Decreed By Fate (千金难逃), is a 2022 Chinese comedy romance costume series, starring Li Jiu Lin, Chen Fang Tong, and Wu Cheng Xu. The full series was released on 31 March 2022 on IQIYI and is also available on iQiyi app and iQ.com.

== Synopsis ==
Ye Rong Er, the "female Zhang Fei" of Lianwang County, who no one dared to bother, married Yin Sishen, the marquis of Jing'an, who she has never met before. In order to solve her divorce lawsuit, Ye Rong Er decided to become a first-class matchmaker, thus setting up Boqing Inn, to break up marriages and solve cases every day.
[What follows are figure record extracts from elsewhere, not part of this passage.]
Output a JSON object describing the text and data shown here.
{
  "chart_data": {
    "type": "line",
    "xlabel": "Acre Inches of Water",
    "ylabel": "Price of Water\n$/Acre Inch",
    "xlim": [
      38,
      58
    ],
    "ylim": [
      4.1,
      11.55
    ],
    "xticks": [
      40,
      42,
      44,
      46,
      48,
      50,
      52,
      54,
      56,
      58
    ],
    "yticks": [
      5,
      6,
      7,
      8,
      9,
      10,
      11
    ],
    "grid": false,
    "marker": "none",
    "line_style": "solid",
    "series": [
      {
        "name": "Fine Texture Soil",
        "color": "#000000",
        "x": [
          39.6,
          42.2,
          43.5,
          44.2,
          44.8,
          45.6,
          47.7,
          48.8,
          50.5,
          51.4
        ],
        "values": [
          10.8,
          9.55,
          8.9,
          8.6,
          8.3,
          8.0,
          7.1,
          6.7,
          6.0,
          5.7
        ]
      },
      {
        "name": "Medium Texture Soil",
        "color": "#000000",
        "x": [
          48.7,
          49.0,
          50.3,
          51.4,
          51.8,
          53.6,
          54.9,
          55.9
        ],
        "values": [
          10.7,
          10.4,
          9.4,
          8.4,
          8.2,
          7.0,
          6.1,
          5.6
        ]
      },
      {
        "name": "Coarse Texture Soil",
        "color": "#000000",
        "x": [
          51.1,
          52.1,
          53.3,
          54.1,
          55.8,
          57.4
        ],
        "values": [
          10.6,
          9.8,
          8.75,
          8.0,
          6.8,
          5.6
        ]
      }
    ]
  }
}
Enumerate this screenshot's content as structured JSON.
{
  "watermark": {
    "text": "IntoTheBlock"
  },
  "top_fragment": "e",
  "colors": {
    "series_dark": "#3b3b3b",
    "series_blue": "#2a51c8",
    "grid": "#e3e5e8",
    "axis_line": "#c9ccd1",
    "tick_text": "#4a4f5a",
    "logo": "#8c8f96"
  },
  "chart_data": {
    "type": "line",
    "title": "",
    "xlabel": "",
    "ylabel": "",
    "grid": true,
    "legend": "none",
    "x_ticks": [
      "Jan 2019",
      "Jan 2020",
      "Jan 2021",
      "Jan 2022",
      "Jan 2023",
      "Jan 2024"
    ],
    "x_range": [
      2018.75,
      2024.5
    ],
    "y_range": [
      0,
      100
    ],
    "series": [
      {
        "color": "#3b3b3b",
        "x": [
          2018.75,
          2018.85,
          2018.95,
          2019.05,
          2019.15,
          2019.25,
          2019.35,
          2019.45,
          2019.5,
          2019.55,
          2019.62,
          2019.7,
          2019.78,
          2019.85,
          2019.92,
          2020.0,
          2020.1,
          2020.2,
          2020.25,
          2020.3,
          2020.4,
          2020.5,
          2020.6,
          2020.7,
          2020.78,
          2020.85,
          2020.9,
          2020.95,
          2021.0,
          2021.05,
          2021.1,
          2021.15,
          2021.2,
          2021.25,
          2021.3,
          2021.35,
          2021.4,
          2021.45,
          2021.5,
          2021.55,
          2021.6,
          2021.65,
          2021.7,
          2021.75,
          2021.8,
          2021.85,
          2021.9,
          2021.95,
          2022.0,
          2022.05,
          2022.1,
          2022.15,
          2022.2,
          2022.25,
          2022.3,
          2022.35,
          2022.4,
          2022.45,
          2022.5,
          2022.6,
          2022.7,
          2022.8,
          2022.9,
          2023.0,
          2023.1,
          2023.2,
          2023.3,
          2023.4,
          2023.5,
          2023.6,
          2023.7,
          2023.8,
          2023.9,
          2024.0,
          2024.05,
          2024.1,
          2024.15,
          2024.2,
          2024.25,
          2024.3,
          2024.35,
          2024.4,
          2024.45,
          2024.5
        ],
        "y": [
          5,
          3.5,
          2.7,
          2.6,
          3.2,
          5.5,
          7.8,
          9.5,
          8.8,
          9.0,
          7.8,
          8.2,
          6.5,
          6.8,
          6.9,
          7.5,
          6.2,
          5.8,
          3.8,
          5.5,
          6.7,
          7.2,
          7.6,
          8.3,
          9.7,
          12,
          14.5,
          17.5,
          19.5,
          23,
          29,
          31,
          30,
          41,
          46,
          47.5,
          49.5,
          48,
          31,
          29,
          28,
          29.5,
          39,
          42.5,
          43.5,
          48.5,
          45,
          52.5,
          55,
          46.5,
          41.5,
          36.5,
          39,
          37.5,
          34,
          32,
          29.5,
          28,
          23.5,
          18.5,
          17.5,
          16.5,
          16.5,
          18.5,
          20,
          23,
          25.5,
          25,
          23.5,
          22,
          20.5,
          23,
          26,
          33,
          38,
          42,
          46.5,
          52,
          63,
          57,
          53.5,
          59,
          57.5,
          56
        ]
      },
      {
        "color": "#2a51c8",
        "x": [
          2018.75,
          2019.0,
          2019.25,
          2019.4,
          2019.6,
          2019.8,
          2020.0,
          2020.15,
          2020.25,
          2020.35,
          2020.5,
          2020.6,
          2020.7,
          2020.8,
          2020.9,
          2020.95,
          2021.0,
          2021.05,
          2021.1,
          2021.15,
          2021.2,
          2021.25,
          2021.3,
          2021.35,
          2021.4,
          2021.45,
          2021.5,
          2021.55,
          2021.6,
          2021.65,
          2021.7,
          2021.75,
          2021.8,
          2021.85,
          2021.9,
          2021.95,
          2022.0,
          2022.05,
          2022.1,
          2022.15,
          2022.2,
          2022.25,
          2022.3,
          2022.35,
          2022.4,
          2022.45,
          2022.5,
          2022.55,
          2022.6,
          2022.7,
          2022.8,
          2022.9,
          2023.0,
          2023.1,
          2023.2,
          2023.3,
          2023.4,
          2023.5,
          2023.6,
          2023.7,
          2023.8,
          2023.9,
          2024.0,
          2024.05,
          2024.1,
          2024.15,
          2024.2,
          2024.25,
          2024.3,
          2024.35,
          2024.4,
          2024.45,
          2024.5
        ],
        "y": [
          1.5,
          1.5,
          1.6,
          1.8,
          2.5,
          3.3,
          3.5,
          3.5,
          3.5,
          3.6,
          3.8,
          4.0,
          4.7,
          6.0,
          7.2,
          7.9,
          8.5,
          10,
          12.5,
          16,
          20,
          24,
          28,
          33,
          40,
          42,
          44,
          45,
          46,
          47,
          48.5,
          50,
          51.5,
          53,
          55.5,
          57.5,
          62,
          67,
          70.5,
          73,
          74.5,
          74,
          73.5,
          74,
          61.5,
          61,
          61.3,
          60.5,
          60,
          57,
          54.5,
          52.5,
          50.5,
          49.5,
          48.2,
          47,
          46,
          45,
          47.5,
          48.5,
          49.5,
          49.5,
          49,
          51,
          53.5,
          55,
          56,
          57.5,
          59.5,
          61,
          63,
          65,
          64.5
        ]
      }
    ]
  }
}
At the same time, Ye Rong Er discovered that the two first-level matchmaker who joined Boqing Inn approached her with ulterior motives. What surprised her even more was that her "husband" Yin Sishen, who had escaped the marriage, seemed to be hiding between the two.

== Cast ==
=== Main ===

- Li Jiu Lin as Lu Ting Xiao/Yin Sishen
- Chen Fang Tong as Ye Rong Er/ "Zhang Fei"
- Wu Cheng Xu as Fang Xian Xun

=== Supporting ===

- Salmon Xu as Wang Yi Zhi
- Xu Ning as Zheng Lin
- Chen Yu Feng as Liu Zhan
- Wu Hao as Zhang Jiu
- Wang Hong Qian as Yue Li Weng
- Jiang Rui Ze as Qin Yi Yi
- Hu Dong Qing as Lu Ru Yi
- Tian Feng as Hong Yuan Shan

== Production ==
The series began filming on 27 May 2021 in Hengdian, China.